Depuis la fin de 2021, l’Algérie s’est dotée d’un arsenal juridique très sévère contre les spéculateurs et les contrebandiers. Notamment en ce qui concerne les produits de base subventionnés par l’Etat. Mais si ce trafic juteux de contrebande plombe les caisses de compensation de nos voisins algériens, la Tunisie est également impactée dans son cheptel bovin.
Frapper fort pour donner l’exemple. Tel semble être le crédo du gouvernement algérien qui, sous l’impulsion du président Abdelmadjid Tebboune, mène depuis l’automne dernier une guerre « sans merci » aux spéculateurs et aux contrebandiers très actifs sur les frontières algériennes longues de 6343 kilomètres. Limitées à l’ouest par le Maroc et le Sahara occidental, au sud par la Mauritanie et le Mali, au sud-est par le Niger et à l’est par la Tunisie et la Libye. C’est dire l’ardeur de la tâche.
Des sanctions exemplaires
Alger lance ainsi un message clair aux contrevenants. Avec à la clé des sanctions exemplaires contre « ceux qui volent le pain du peuple », allant des condamnations de lourdes peines de prison jusqu’à la perpétuité.
Pour rappel, l’actuel Premier ministre, Aïmene Benabderrahmane, un homme à poigne, avait durci l’arsenal juridique contre les spéculateurs en adoptant fin décembre 2021, une loi d’une sévérité extrême pour réprimer la spéculation.
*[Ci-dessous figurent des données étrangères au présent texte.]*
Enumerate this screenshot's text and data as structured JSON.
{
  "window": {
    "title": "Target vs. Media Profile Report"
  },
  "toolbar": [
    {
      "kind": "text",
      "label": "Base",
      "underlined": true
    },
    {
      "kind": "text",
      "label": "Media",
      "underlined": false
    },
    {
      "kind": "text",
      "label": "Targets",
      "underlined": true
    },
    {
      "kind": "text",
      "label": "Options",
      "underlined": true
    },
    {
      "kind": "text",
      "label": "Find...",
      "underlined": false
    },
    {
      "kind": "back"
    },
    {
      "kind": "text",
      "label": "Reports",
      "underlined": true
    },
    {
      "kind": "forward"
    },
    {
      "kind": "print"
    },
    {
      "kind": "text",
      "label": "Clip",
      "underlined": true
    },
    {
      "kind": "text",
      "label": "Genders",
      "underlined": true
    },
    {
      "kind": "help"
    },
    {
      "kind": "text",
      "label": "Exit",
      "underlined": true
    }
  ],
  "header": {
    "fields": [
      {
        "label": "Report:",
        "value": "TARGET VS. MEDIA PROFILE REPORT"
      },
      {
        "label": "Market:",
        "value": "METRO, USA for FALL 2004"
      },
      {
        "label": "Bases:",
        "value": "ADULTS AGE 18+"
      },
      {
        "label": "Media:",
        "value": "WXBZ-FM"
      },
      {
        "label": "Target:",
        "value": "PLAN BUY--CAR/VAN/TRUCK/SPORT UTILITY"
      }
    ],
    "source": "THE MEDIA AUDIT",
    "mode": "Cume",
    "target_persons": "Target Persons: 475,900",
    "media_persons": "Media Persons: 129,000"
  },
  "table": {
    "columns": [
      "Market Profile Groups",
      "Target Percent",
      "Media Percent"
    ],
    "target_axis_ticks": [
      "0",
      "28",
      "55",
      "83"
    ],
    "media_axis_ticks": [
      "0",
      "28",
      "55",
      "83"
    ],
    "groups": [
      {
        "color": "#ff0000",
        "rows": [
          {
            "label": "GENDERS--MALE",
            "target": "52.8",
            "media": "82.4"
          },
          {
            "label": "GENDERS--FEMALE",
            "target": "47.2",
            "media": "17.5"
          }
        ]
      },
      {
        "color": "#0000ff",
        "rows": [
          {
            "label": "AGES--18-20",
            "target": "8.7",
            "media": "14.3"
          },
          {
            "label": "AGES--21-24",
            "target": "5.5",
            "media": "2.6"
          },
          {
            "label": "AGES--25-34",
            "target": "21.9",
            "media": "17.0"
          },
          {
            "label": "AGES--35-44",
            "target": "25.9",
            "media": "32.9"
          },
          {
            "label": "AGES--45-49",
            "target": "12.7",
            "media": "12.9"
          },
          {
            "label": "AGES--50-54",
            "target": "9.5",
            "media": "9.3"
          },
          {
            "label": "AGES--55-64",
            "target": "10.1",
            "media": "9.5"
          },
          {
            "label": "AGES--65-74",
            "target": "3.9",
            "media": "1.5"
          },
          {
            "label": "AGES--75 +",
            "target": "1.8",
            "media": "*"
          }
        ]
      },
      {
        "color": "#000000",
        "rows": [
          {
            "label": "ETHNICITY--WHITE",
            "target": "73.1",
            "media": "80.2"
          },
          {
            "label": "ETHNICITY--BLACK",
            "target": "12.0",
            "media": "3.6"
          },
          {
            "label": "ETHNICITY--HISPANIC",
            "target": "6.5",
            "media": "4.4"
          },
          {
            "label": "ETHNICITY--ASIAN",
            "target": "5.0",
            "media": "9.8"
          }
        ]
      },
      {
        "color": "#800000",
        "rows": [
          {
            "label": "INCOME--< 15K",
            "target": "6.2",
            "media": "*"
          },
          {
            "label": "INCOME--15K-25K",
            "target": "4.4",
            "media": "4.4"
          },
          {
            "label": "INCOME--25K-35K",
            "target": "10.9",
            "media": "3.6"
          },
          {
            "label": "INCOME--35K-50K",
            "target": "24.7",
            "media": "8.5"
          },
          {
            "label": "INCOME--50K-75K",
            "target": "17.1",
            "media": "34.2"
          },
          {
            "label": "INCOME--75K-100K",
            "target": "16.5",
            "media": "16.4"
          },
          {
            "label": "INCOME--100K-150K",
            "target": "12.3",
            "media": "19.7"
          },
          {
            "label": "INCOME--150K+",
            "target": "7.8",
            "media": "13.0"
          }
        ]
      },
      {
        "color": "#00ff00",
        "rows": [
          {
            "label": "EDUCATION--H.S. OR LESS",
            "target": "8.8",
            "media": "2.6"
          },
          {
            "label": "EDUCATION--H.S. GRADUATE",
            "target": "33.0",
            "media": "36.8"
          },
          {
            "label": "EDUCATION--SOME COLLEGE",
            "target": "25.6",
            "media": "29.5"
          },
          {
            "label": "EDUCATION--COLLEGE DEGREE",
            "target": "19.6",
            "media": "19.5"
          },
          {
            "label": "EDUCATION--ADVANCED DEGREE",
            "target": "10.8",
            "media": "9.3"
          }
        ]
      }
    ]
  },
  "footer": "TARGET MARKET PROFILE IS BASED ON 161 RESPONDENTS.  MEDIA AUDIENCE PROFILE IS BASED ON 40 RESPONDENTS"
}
Et notamment sur les produits alimentaires de base, à l’instar de la farine, de la semoule et de l’huile de table. Soit des produits subventionnés par l’Etat.
Sachant que cette loi relative à la lutte contre la spéculation illicite, prévoit des peines d’emprisonnement allant de trois à 30 ans de prison et des amendes financières pouvant atteindre 2 millions de dinars algériens (environ 13 843 Euro. NDLR).
Par spéculation illicite, le texte de la loi promulguée fin 2021 désigne « tout stockage ou rétention de biens ou marchandises visant à provoquer une pénurie ou une perturbation des approvisionnements au niveau du marché et toute hausse ou diminution artificielle des prix des biens ou marchandises ».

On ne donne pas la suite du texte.